After a restorative Italian-style pizza lunch we headed on up the hill to La Sebastiana, former home of Nobel prize winning Chilean poet Pablo Neruda. Perched high on the hill, the rooms provide a spectacular view of the entire of the city spreading out towards the sea below, and Neruda was also an avid collector of unusual, interesting and beautiful objects which were artfully arranged throughout the house. The house was lovely, but it also felt like an oasis of calm and niceness after the walk through dirty and smelly streets covered in dog mess and grafitti. 

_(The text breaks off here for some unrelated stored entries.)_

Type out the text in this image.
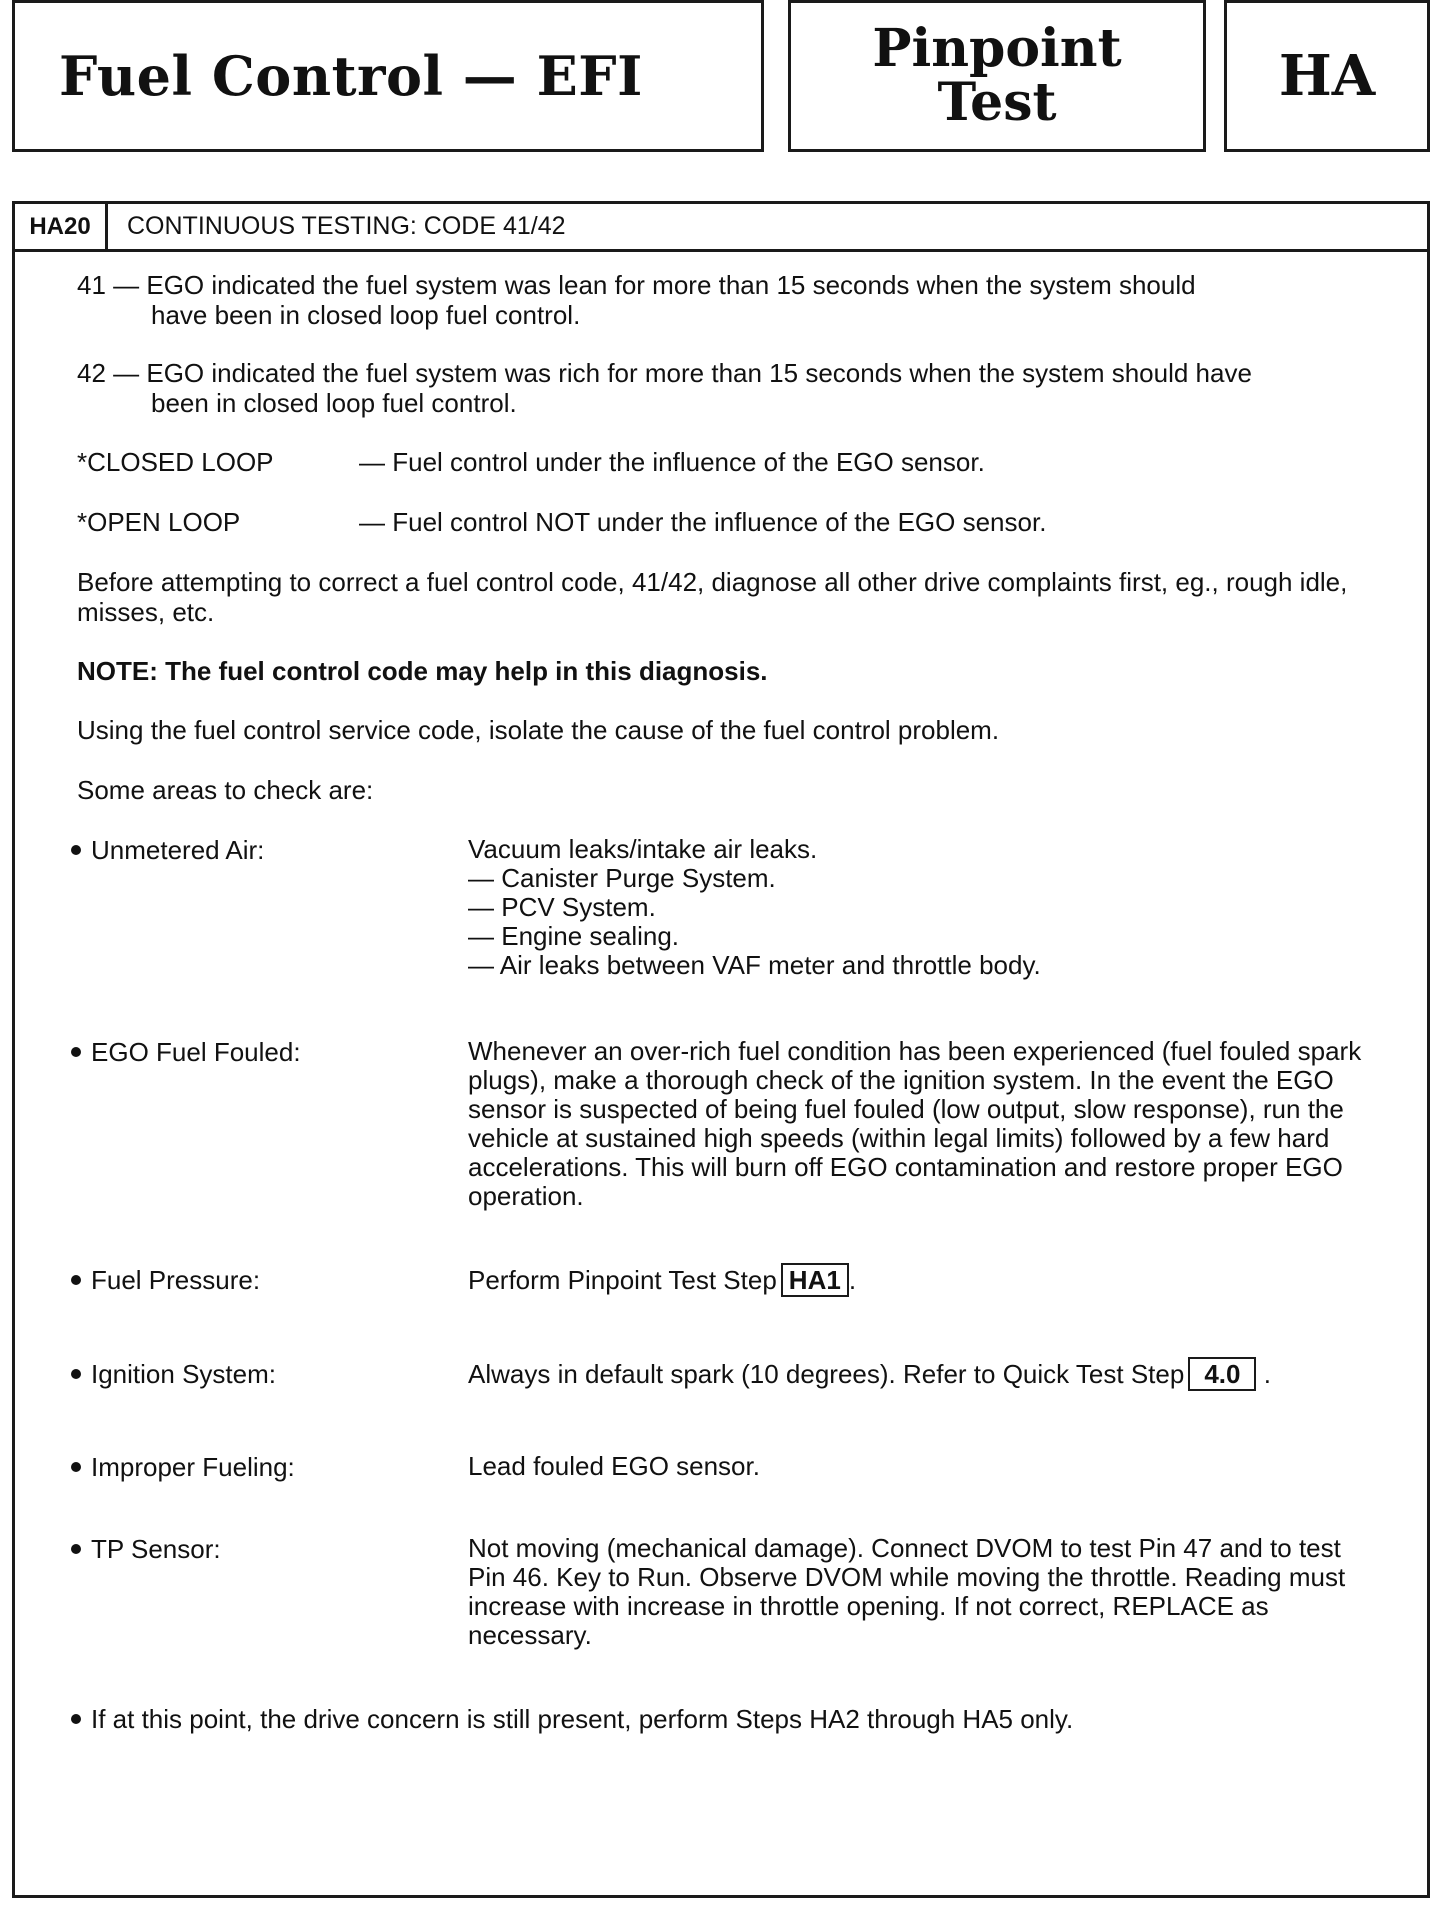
Fuel Control — EFI	Pinpoint
Test	HA
HA20	CONTINUOUS TESTING: CODE 41/42

41 — EGO indicated the fuel system was lean for more than 15 seconds when the system should
have been in closed loop fuel control.

42 — EGO indicated the fuel system was rich for more than 15 seconds when the system should have
been in closed loop fuel control.

*CLOSED LOOP	— Fuel control under the influence of the EGO sensor.
*OPEN LOOP	— Fuel control NOT under the influence of the EGO sensor.

Before attempting to correct a fuel control code, 41/42, diagnose all other drive complaints first, eg., rough idle, misses, etc.

NOTE: The fuel control code may help in this diagnosis.

Using the fuel control service code, isolate the cause of the fuel control problem.

Some areas to check are:

Unmetered Air:	Vacuum leaks/intake air leaks.
— Canister Purge System.
— PCV System.
— Engine sealing.
— Air leaks between VAF meter and throttle body.
EGO Fuel Fouled:	Whenever an over-rich fuel condition has been experienced (fuel fouled spark plugs), make a thorough check of the ignition system. In the event the EGO sensor is suspected of being fuel fouled (low output, slow response), run the vehicle at sustained high speeds (within legal limits) followed by a few hard accelerations. This will burn off EGO contamination and restore proper EGO operation.

Fuel Pressure:	Perform Pinpoint Test Step HA1 .

Ignition System:	Always in default spark (10 degrees). Refer to Quick Test Step 4.0 .

Improper Fueling:	Lead fouled EGO sensor.

TP Sensor:	Not moving (mechanical damage). Connect DVOM to test Pin 47 and to test Pin 46. Key to Run. Observe DVOM while moving the throttle. Reading must increase with increase in throttle opening. If not correct, REPLACE as necessary.

If at this point, the drive concern is still present, perform Steps HA2 through HA5 only.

The next morning we explored the old port area which is the reason for the World Heritage listing.  The area definitely has character with its brightly coloured Victorian buildings but the majority were too shabby and run down to be called picturesque and without a guide to bring the place to life we sadly failed to find anything interesting on our own.  It was not all bad though as every meal we had in Valparaíso was excellent. Café Vinilo served us a delicious dinner of ceviche and a traditional ham dish followed by home-made palm oil ice cream (which tasted a bit like maple syrup mixed the caramel) washed down with an excellent Carménère. At breakfast the rumour of soya milk caused Rosie to lead us on a pre-breakfast adventure to the Melbourne Café which did a fairly Chilean ham and cheese croissant but also a proper flat white. So we left Valparaíso with mixed feelings, great moments but perhaps not a place to linger. 

Valparaíso from La Sebastiana

Following in Darwin’s Chilean Footsteps

Today we were hiking in Chile’s Parque Nacional La Campana. Charles Darwin hiked up the Cerro La Campana mountain in 1834, and from the top you can see the Andes on one side and the Pacific Ocean on the other. While we followed in Darwin’s footsteps up the mountain, it was sadly an overcast day and views were limited.

The Sendero El Andinista trail we took was well marked but it was a steep climb from car park at 400m to the peak at 1920m and the footing quite rough at times. With the cloud closing in and the peak hidden behind a cloud we decided to not exhaust ourselves and turned back after a tasty picnic lunch at 1270m—the last 650m of elevation was to be covered in just 2km of trail and the guide book had warned us this part was particularly difficult. While it was sad not to be able to see the full extent of the views, being overcast did keep the temperature pleasant and it was a pretty walk. As an added bonus we also had the trail to ourselves, seeing just one other group who appeared from nowhere at lunch and headed past us for the summit.